Il Progetto Aforisticamente ha l'ambizione di mettere a disposizione di tutti i lettori del blog i principali libri di aforismi dall'antichità fino al 900 in lingua italiana, francese e inglese. Come? Attraverso il link a libri, sillogi, e altri documenti in formato elettronico disponibili, gratuitamente, nell'ambito nell’ambito dei più conosciuti progetti di scannerizzazione e conversione del testo in biblioteche elettroniche (Progetto Manuzio, Project Gutenberg, Wikisource, Google Book, eccetera), citando ovviamente solo quei libri o traduzioni su cui non c'è più il diritto d'autore o per i quali l'editore e/o autore ha deciso di rendere disponibile la lettura completa del testo (ad esempio Alda Merini).

Il link al progetto (in alto a destra) è

http://aforisticamente.wordpress.com/ebook-gratuiti-di-aforismi/

Perchè il Progetto Aforisticamente?

Per una grande parte della critica letteraria è un luogo comune che un aforisma sia un archetipo di tutti gli altri e che ci sia una struttura unica pur nella varietà delle forme. Così tutti gli aforismi derivano da quel primo aforisma di Ippocrate, così c'è un albero genealogico in cui tutti gli aforismi hanno come padri La Rochefoucauld, Nicolas Chamfort, La Bruyere, Vauvenargues, Oscar Wilde, etc.

In realtà questa critica ha in mente una struttura tradizionale (quasi monolitica) dell'aforisma, quella in cui l'autore si arroga il diritto di spiegarci chi è l'uomo e di impartirci precetti di moralità e verità eterne. Come scrive Auden: "Lo scrittore di aforismi non argomenta nè spiega, egli asserisce; ed è implicito in questa asserzione il convincimento che egli sia più saggio e più intelligente del suo lettore. Ma se guardiamo l'aforisma contemporaneo, viene da chiedersi se questa catena evolutiva  (che parte da Ippocrate e passa attraverso La Rochefoucauld nel segno dell'aforisma "moralistico") debba necessariamente procedere secondo una linea retta (come vuole questa critica) o se al contrario esistano diramazioni, vale a dire forme alternative di aforisma. La risposta è sì: esistono aforismi sprovvisti di quella struttura sintattica tradizionale "moralistica" che tutti conosciamo. In altre parole esistono aforismi che - scusate il paradosso - cercano di liberarsi dall'aforisma.

Gomez de La Serna non chiama  i suoi aforismi con il nome di "aforismi, ma con il termine "greguerias". Antonio Porchia con il termine di "voci", Augusto Roa Bastos con il termine "metaforismi", Donato di Poce con "poesismi", etc. C'è chi chiama i suoi aforismi con altri termini come "note, algoritmi, annotazioni, variazioni, impronte, navicelle, asterischi, numeri (numeros), schegge, frammenti, trucioli, antifrasi, paradossi, intermezzi, miscellanee, euforismi, afasie, linee, bazzeccole, disjecta membra, asterischi, frantumi, short, minorìa, scolii, minime, quadri, emblemi, repliche, parodie…" (L'elenco è davvero lunghissimo, infinito direi).

Molto spesso il linguaggio aforistico diventa fluido, surreale, magico (penso a Malcolm de Chazal), che è l'esatto contrario di quell'ordine verbale, assai arcaico, che disciplina la massima e l'aforisma tradizionale moralistico che tutti conosciamo. Oppure tende verso la poesia (si pensi ad Alda Merini)
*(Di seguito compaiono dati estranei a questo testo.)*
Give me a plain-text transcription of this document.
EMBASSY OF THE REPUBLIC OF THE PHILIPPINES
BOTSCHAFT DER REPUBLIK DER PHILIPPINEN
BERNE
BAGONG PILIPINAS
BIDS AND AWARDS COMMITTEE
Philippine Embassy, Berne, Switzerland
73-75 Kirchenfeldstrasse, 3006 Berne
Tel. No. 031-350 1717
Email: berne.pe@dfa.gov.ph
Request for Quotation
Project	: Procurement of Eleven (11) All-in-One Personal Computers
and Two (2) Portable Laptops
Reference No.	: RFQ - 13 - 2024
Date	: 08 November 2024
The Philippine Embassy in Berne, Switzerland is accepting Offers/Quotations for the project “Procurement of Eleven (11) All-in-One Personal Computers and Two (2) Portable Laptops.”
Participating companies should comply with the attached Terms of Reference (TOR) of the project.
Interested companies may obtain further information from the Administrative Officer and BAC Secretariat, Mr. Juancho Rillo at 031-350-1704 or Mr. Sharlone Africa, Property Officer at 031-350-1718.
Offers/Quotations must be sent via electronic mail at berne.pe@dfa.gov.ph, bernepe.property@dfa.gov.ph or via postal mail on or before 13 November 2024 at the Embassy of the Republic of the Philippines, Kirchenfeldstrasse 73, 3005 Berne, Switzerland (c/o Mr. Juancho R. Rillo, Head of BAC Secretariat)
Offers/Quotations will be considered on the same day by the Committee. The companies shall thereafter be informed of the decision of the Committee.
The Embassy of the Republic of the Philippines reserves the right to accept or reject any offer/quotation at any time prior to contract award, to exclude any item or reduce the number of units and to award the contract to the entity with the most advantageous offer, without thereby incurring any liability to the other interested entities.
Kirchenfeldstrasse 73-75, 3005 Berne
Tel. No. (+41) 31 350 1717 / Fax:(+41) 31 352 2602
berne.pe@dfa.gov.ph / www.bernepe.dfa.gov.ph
Se la visione della critica tradizionale vede l'aforisma come una forma dalla struttura unica e  depositaria di saggezza e verità eterne, nell'aforisma contemporaneo il termine "aforisma" designa una struttura fluida e aperta. Resta il legame con alcuni punti fissi della tradizione (l'ironia velenosa, la riflessione morale, la brevità della forma, la struttura discontinua del testo, etc), ma c'è anche la consapevolezza di sperimentare nuove forme e nuovi contenuti ponendo, ad esempio, un maggior accento sul paradosso e sull'effetto sorpresa. In alcuni autori ci sarà comunque sempre un legame con la tradizione (penso ai Pensieri Spettinati di Lec), in altri ci sarà invece una maggiore decostruzione dell'aforisma sia nella forma che nei contenuti (penso a Gomez De la Serna o Malcolm De Chazal).